There were a total of eight passenger type four wheelers in class C. These vans were constructed to carriage standards with panelled sides matching the early 4 wheeled coaches.
The class D goods brake vans are less easy to follow than the C's. There were a total of thirteen goods type four wheelers in class D belonging to two diagrams. It is known that two of these thirteen vans were 1879 vehicles from the Northern Railway whilst another three were purchased from the M.R.W.A. in October 1893. These three were M.R.W.A. F class vans C, F and H (they were lettered not numbered). These may well have been D11-13 as only two of this type show up in the diagram book.

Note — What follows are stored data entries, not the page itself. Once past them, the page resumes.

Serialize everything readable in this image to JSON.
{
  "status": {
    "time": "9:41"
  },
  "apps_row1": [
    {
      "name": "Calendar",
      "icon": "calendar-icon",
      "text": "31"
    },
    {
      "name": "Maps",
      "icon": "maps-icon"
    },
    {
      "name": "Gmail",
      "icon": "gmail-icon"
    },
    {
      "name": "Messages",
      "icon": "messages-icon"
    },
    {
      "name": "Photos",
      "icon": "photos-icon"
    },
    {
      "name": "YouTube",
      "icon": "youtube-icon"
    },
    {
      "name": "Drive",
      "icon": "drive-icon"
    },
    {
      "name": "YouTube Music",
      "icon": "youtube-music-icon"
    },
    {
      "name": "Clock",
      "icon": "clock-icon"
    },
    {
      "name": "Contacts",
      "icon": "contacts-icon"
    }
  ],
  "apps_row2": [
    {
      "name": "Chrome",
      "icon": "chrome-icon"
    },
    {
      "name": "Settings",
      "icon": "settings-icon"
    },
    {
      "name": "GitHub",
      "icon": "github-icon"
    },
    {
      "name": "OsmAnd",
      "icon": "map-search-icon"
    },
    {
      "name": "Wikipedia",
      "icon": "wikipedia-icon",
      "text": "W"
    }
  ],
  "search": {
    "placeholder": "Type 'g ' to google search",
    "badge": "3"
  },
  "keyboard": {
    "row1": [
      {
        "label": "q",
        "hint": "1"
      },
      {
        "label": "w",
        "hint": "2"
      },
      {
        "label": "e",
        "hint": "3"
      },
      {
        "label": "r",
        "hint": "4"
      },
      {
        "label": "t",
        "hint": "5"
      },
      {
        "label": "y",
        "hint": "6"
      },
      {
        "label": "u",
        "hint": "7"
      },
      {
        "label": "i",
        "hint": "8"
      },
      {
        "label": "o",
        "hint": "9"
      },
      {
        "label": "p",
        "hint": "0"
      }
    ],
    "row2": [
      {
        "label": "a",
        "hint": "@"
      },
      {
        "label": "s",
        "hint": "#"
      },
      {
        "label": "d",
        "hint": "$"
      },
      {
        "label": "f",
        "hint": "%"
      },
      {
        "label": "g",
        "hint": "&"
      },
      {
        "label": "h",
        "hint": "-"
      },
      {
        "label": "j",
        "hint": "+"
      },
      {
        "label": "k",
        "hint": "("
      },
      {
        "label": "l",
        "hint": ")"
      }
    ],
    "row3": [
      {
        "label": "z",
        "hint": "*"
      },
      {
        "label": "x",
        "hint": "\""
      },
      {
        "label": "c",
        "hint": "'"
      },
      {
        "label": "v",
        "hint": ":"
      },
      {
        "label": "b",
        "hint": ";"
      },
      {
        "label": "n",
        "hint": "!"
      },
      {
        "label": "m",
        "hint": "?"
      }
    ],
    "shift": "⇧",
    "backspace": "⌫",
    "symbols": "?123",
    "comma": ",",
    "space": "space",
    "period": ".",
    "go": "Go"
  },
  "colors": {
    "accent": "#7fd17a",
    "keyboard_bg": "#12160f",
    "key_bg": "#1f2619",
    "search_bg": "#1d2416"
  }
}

In June 1918 a P van was transferred from the P.W.D. to the W.A.G.R. It was numbered 10077 by the W.A.G.R. and was probably one of the older vans sold out of service. It was rebuilt in May 1920 and written off in June 1929. It was used on the isolated Norseman-Esperance section during this period.
In addition there were two ex-Bunbury railway tramcar type brake vans which were not deemed fit for mainline use. They were 17'-0" long over headstocks with a clerestory roof , double doors in the sides, no windows and platform ends. One of these two vans had gone by 1899.
P201 was a converted carriage with platform ends initially described as a "brake van for explosives traffic" almost certainly related to Fremantle Harbour works. Its exact origins I don't know yet but it is possibly an ex Bunbury Railway vehicle. It became an accident van at around the turn of the century. How long it retained the P classification is not known. In 1927 it was replaced by a D class van with the same number. There were also two ex four-wheeled carriages listed as P class vans in 1900. These were P 4914 (ex AI 3) and P 5182 (ex AI 259). They quickly became DW class workmen's vans.
In 1897 the W.A.G.R. inherited four 6-wheeled brake vans from the Great Southern Railway. These vans had started out life in 1888 as four-wheelers identical to the M.R.W.A. vans. When taken over by the W.A.G.R. they became C87-C90 and in 1900 they were given new numbers in the wagon series.
From 1936 the remaining four-wheeled brake vans were reclassified ZP and thus the P code was empty until in June 1940 the six AK class mail vans were reclassified and renumbered as P class wagons. Four of these (254-257) were old clerestory roofed vans built by Ashbury Carriage and Wagon Co in 1896-8. The other two (250 and 251) were 1911 built vehicles constructed at Midland Workshops.
After 1936 the remaining four-wheeled vans were class ZP. In 1953 two experimental four-wheeled vans were built which were class ZF.